Серафима Петровна пила чай внакладку. Пятую кружку с кусочком сахарку.
— Что воспитали ненависть к врагу, — продолжала Серафима Петровна, — хорошо. Врага нужно уметь ненавидеть, иначе будут бить. А бить следует врага. Я не боюсь слова — убивать врага приказала сама жизнь. Где-то перед войной мы расслабились. Порой не на тех замахивались. Отсюда большие издержки в битве за землю русскую.
— Когда эвакуировали Одессу, — сказал моряк, — при выходе, почти на рейде, немецкие самолеты разбомбили пароход. Летчики видели, что на палубе дети. И разведка доложила. Море было, как суп с клецками, точно кета на нересте. А он из пулеметов поливает… Спасательные шлюпки пошли, и бесполезно — камнем на дно: цепляются, виснут, лезут… Братишка в воду, в него мертвой хваткой, и тоже на дно. А сверху из пулеметов поливает. Три дня море дышало… Спаслись единицы. Я научился ненавидеть. Самому страшно. Даже лечебные процедуры не помогают.
— Страшно, — сказала Серафима Петровна, откусывая крошку сахара. — Очень страшно. Правильно сказано. Как русская женщина, я скажу: «Еще больше ненавидеть! Чтобы не спалось. Чтобы от ненависти дышать было трудно». Как мать, скажу: «Мстите! Чтобы матери их хотя бы дольку узнали нашего горя, хотя бы часть выплакали тех слез, что пролили мы над убитыми детьми». Как жена, скажу: «Муж, убей немца!» Но как педагог, как русский учитель, объясню каждому: немецкий народ трудолюбивый, талантливый. Хороший народ, как все народы. Наше государство построено на принципах, разработанных человеком, родившимся в Германии, — Марксом. Деталь, Маркс мог родиться и в другой стране. Эпоха породила Маркса, а не Маркс эпоху. Нападение фашистов на чужие страны и на нашу — трагедия и для немецкого народа. А то, что я услышала от Рогдая Козлова, — это уже трагедия только нашего народа. Ненависть ведет к разрушению, человек же всегда жил плодами любви.

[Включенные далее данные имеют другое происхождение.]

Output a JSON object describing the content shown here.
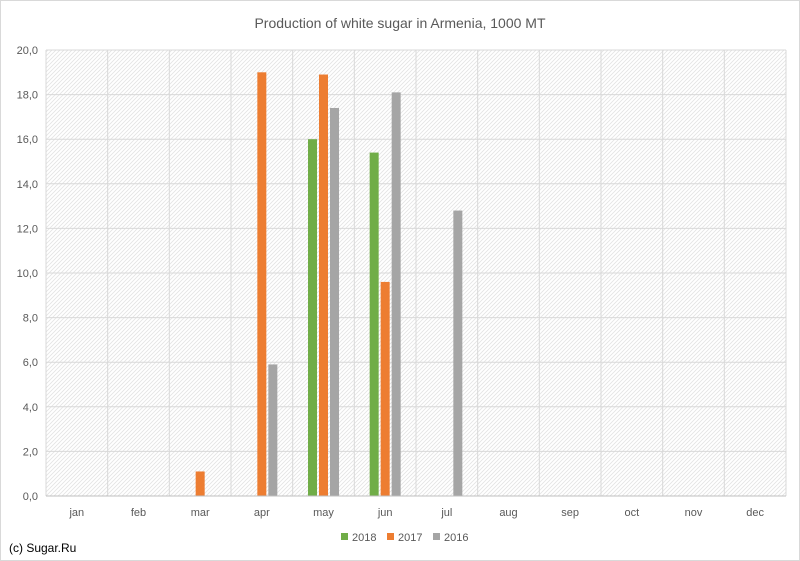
{
  "chart_data": {
    "type": "bar",
    "title": "Production of white sugar in Armenia, 1000 MT",
    "categories": [
      "jan",
      "feb",
      "mar",
      "apr",
      "may",
      "jun",
      "jul",
      "aug",
      "sep",
      "oct",
      "nov",
      "dec"
    ],
    "series": [
      {
        "name": "2018",
        "color": "#70ad47",
        "values": [
          null,
          null,
          null,
          null,
          16.0,
          15.4,
          null,
          null,
          null,
          null,
          null,
          null
        ]
      },
      {
        "name": "2017",
        "color": "#ed7d31",
        "values": [
          null,
          null,
          1.1,
          19.0,
          18.9,
          9.6,
          null,
          null,
          null,
          null,
          null,
          null
        ]
      },
      {
        "name": "2016",
        "color": "#a5a5a5",
        "values": [
          null,
          null,
          null,
          5.9,
          17.4,
          18.1,
          12.8,
          null,
          null,
          null,
          null,
          null
        ]
      }
    ],
    "ylim": [
      0,
      20
    ],
    "yticks": [
      "0,0",
      "2,0",
      "4,0",
      "6,0",
      "8,0",
      "10,0",
      "12,0",
      "14,0",
      "16,0",
      "18,0",
      "20,0"
    ],
    "grid": true,
    "legend_position": "bottom"
  },
  "footer": {
    "credit": "(c) Sugar.Ru"
  }
}
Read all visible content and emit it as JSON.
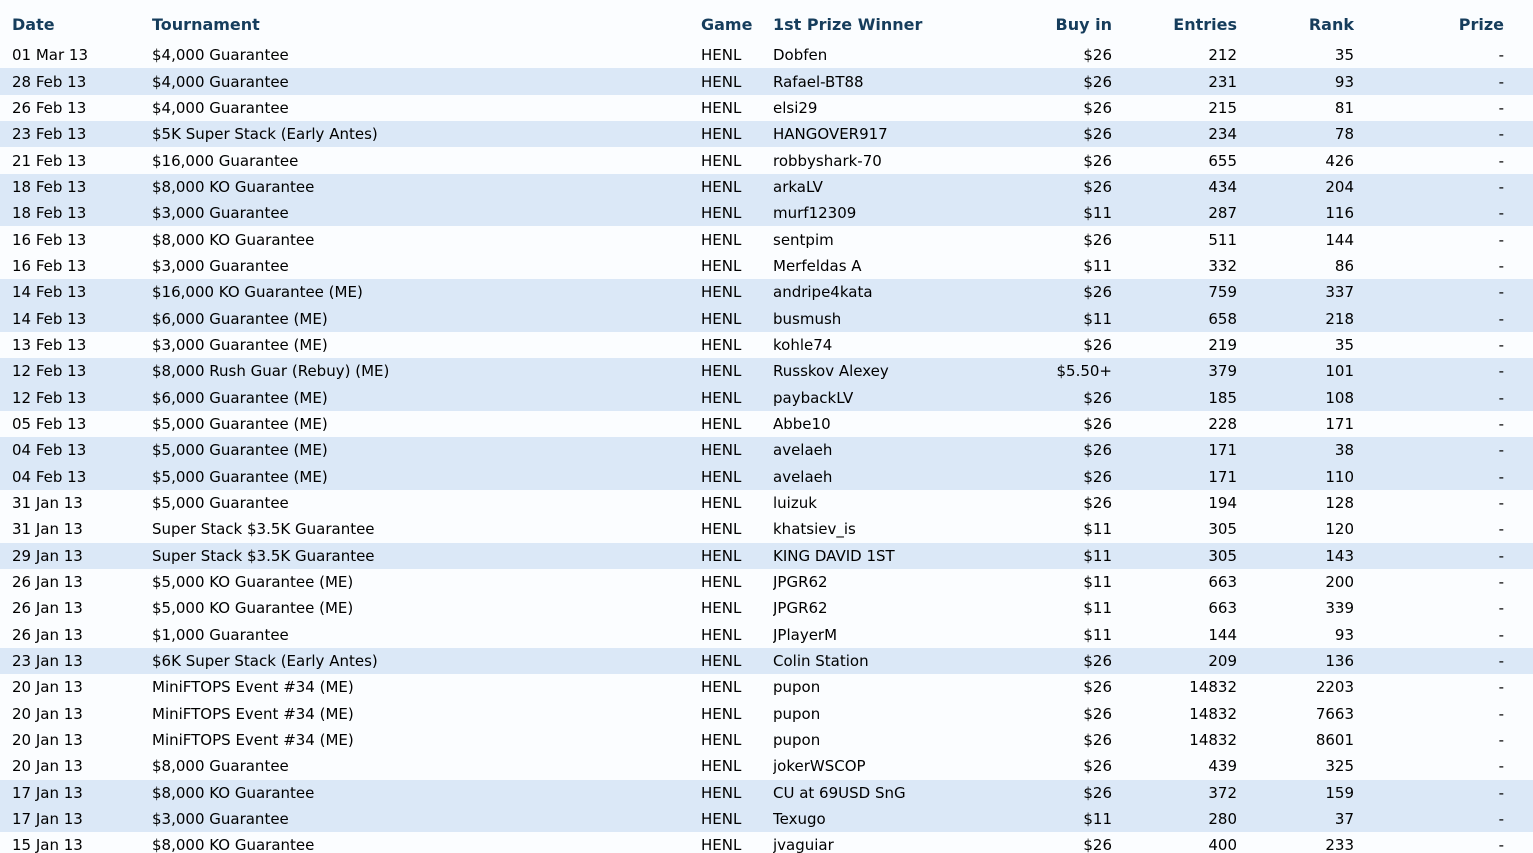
{
  "colors": {
    "stripe_row_bg": "#dbe8f7",
    "plain_row_bg": "#fbfdff",
    "header_text": "#163d5c",
    "body_text": "#000000"
  },
  "table": {
    "columns": [
      {
        "key": "date",
        "label": "Date",
        "align": "left"
      },
      {
        "key": "tournament",
        "label": "Tournament",
        "align": "left"
      },
      {
        "key": "game",
        "label": "Game",
        "align": "left"
      },
      {
        "key": "winner",
        "label": "1st Prize Winner",
        "align": "left"
      },
      {
        "key": "buyin",
        "label": "Buy in",
        "align": "right"
      },
      {
        "key": "entries",
        "label": "Entries",
        "align": "right"
      },
      {
        "key": "rank",
        "label": "Rank",
        "align": "right"
      },
      {
        "key": "prize",
        "label": "Prize",
        "align": "right"
      }
    ],
    "rows": [
      {
        "date": "01 Mar 13",
        "tournament": "$4,000 Guarantee",
        "game": "HENL",
        "winner": "Dobfen",
        "buyin": "$26",
        "entries": "212",
        "rank": "35",
        "prize": "-",
        "striped": false
      },
      {
        "date": "28 Feb 13",
        "tournament": "$4,000 Guarantee",
        "game": "HENL",
        "winner": "Rafael-BT88",
        "buyin": "$26",
        "entries": "231",
        "rank": "93",
        "prize": "-",
        "striped": true
      },
      {
        "date": "26 Feb 13",
        "tournament": "$4,000 Guarantee",
        "game": "HENL",
        "winner": "elsi29",
        "buyin": "$26",
        "entries": "215",
        "rank": "81",
        "prize": "-",
        "striped": false
      },
      {
        "date": "23 Feb 13",
        "tournament": "$5K Super Stack (Early Antes)",
        "game": "HENL",
        "winner": "HANGOVER917",
        "buyin": "$26",
        "entries": "234",
        "rank": "78",
        "prize": "-",
        "striped": true
      },
      {
        "date": "21 Feb 13",
        "tournament": "$16,000 Guarantee",
        "game": "HENL",
        "winner": "robbyshark-70",
        "buyin": "$26",
        "entries": "655",
        "rank": "426",
        "prize": "-",
        "striped": false
      },
      {
        "date": "18 Feb 13",
        "tournament": "$8,000 KO Guarantee",
        "game": "HENL",
        "winner": "arkaLV",
        "buyin": "$26",
        "entries": "434",
        "rank": "204",
        "prize": "-",
        "striped": true
      },
      {
        "date": "18 Feb 13",
        "tournament": "$3,000 Guarantee",
        "game": "HENL",
        "winner": "murf12309",
        "buyin": "$11",
        "entries": "287",
        "rank": "116",
        "prize": "-",
        "striped": true
      },
      {
        "date": "16 Feb 13",
        "tournament": "$8,000 KO Guarantee",
        "game": "HENL",
        "winner": "sentpim",
        "buyin": "$26",
        "entries": "511",
        "rank": "144",
        "prize": "-",
        "striped": false
      },
      {
        "date": "16 Feb 13",
        "tournament": "$3,000 Guarantee",
        "game": "HENL",
        "winner": "Merfeldas A",
        "buyin": "$11",
        "entries": "332",
        "rank": "86",
        "prize": "-",
        "striped": false
      },
      {
        "date": "14 Feb 13",
        "tournament": "$16,000 KO Guarantee (ME)",
        "game": "HENL",
        "winner": "andripe4kata",
        "buyin": "$26",
        "entries": "759",
        "rank": "337",
        "prize": "-",
        "striped": true
      },
      {
        "date": "14 Feb 13",
        "tournament": "$6,000 Guarantee (ME)",
        "game": "HENL",
        "winner": "busmush",
        "buyin": "$11",
        "entries": "658",
        "rank": "218",
        "prize": "-",
        "striped": true
      },
      {
        "date": "13 Feb 13",
        "tournament": "$3,000 Guarantee (ME)",
        "game": "HENL",
        "winner": "kohle74",
        "buyin": "$26",
        "entries": "219",
        "rank": "35",
        "prize": "-",
        "striped": false
      },
      {
        "date": "12 Feb 13",
        "tournament": "$8,000 Rush Guar (Rebuy) (ME)",
        "game": "HENL",
        "winner": "Russkov Alexey",
        "buyin": "$5.50+",
        "entries": "379",
        "rank": "101",
        "prize": "-",
        "striped": true
      },
      {
        "date": "12 Feb 13",
        "tournament": "$6,000 Guarantee (ME)",
        "game": "HENL",
        "winner": "paybackLV",
        "buyin": "$26",
        "entries": "185",
        "rank": "108",
        "prize": "-",
        "striped": true
      },
      {
        "date": "05 Feb 13",
        "tournament": "$5,000 Guarantee (ME)",
        "game": "HENL",
        "winner": "Abbe10",
        "buyin": "$26",
        "entries": "228",
        "rank": "171",
        "prize": "-",
        "striped": false
      },
      {
        "date": "04 Feb 13",
        "tournament": "$5,000 Guarantee (ME)",
        "game": "HENL",
        "winner": "avelaeh",
        "buyin": "$26",
        "entries": "171",
        "rank": "38",
        "prize": "-",
        "striped": true
      },
      {
        "date": "04 Feb 13",
        "tournament": "$5,000 Guarantee (ME)",
        "game": "HENL",
        "winner": "avelaeh",
        "buyin": "$26",
        "entries": "171",
        "rank": "110",
        "prize": "-",
        "striped": true
      },
      {
        "date": "31 Jan 13",
        "tournament": "$5,000 Guarantee",
        "game": "HENL",
        "winner": "luizuk",
        "buyin": "$26",
        "entries": "194",
        "rank": "128",
        "prize": "-",
        "striped": false
      },
      {
        "date": "31 Jan 13",
        "tournament": "Super Stack $3.5K Guarantee",
        "game": "HENL",
        "winner": "khatsiev_is",
        "buyin": "$11",
        "entries": "305",
        "rank": "120",
        "prize": "-",
        "striped": false
      },
      {
        "date": "29 Jan 13",
        "tournament": "Super Stack $3.5K Guarantee",
        "game": "HENL",
        "winner": "KING DAVID 1ST",
        "buyin": "$11",
        "entries": "305",
        "rank": "143",
        "prize": "-",
        "striped": true
      },
      {
        "date": "26 Jan 13",
        "tournament": "$5,000 KO Guarantee (ME)",
        "game": "HENL",
        "winner": "JPGR62",
        "buyin": "$11",
        "entries": "663",
        "rank": "200",
        "prize": "-",
        "striped": false
      },
      {
        "date": "26 Jan 13",
        "tournament": "$5,000 KO Guarantee (ME)",
        "game": "HENL",
        "winner": "JPGR62",
        "buyin": "$11",
        "entries": "663",
        "rank": "339",
        "prize": "-",
        "striped": false
      },
      {
        "date": "26 Jan 13",
        "tournament": "$1,000 Guarantee",
        "game": "HENL",
        "winner": "JPlayerM",
        "buyin": "$11",
        "entries": "144",
        "rank": "93",
        "prize": "-",
        "striped": false
      },
      {
        "date": "23 Jan 13",
        "tournament": "$6K Super Stack (Early Antes)",
        "game": "HENL",
        "winner": "Colin Station",
        "buyin": "$26",
        "entries": "209",
        "rank": "136",
        "prize": "-",
        "striped": true
      },
      {
        "date": "20 Jan 13",
        "tournament": "MiniFTOPS Event #34 (ME)",
        "game": "HENL",
        "winner": "pupon",
        "buyin": "$26",
        "entries": "14832",
        "rank": "2203",
        "prize": "-",
        "striped": false
      },
      {
        "date": "20 Jan 13",
        "tournament": "MiniFTOPS Event #34 (ME)",
        "game": "HENL",
        "winner": "pupon",
        "buyin": "$26",
        "entries": "14832",
        "rank": "7663",
        "prize": "-",
        "striped": false
      },
      {
        "date": "20 Jan 13",
        "tournament": "MiniFTOPS Event #34 (ME)",
        "game": "HENL",
        "winner": "pupon",
        "buyin": "$26",
        "entries": "14832",
        "rank": "8601",
        "prize": "-",
        "striped": false
      },
      {
        "date": "20 Jan 13",
        "tournament": "$8,000 Guarantee",
        "game": "HENL",
        "winner": "jokerWSCOP",
        "buyin": "$26",
        "entries": "439",
        "rank": "325",
        "prize": "-",
        "striped": false
      },
      {
        "date": "17 Jan 13",
        "tournament": "$8,000 KO Guarantee",
        "game": "HENL",
        "winner": "CU at 69USD SnG",
        "buyin": "$26",
        "entries": "372",
        "rank": "159",
        "prize": "-",
        "striped": true
      },
      {
        "date": "17 Jan 13",
        "tournament": "$3,000 Guarantee",
        "game": "HENL",
        "winner": "Texugo",
        "buyin": "$11",
        "entries": "280",
        "rank": "37",
        "prize": "-",
        "striped": true
      },
      {
        "date": "15 Jan 13",
        "tournament": "$8,000 KO Guarantee",
        "game": "HENL",
        "winner": "jvaguiar",
        "buyin": "$26",
        "entries": "400",
        "rank": "233",
        "prize": "-",
        "striped": false
      }
    ]
  }
}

— Слышали, — вставил фразу я. — Был друг, в одной палатке спал, с одного котелка рубали. Сеппом его звали.
— Его немцы закололи, — добавил Рогдай, — при первой же встрече. Он на посту стоял и игрушку делал, его и закололи. И секретную аппаратуру сняли. Что было!
— У нас… Повел один чудак немца в тыл, а немец его придушил — винтовку на плечо чудак повесил, упражнялся с пленным в знании немецкого: у него в школе было «хорошо» по-немецкому. Немца того мы потом тоже задушили, — сказал моряк.
— Ладно, — сказала Серафима Петровна. — С этого бока вас не укусишь. Подумаем. Пройдет лето, я пойду в класс. И передо мной будут сидеть ученики, которые главной наукой считают умение убивать. Врагов. Хорошо! Но война не вечна. Завтра кончится. И тогда кого убивать? А больше вы ничего не умеете и не знаете. Как же жить? Я вам буду о любви говорить к женщине, к ближнему, к слабому… Передо мной за партами будут сидеть продукты фашистского нашествия, то, что осталось от фашистов, — смерть, ненависть. Глупейшая теория, которая для меня, для моих родителей казалась абсурдом — превосходство одной национальности над другой, — гнусная, казалось бы, обреченная на забвение идейка обернулась миллионами жизней, бесконечными страданиями. Человечество заплатило за национализм слишком большую цену, и хотелось бы верить, что оно, человечество, кое-чему наконец научилось. Такие кровавые уроки забывать — значит ничего не помнить, значит обрекать поколения на бесконечные муки. «Фашист мертвый» — я признаю, потому что иного выхода для людей нет. Но немец мертвый… И среди русских оказывались полицаи, и во Франции, и везде есть люди, для которых, к сожалению, самое верное место — изоляция, а то и виселица. Чем же заявление Рогдая лучше фашистского? Этого и добивался Гитлер: воспитать в нас тоже человеконенавистничество, которым он сумел одурманить свой народ. Говорить так — значит быть пособником фашистов. Третьего не дано.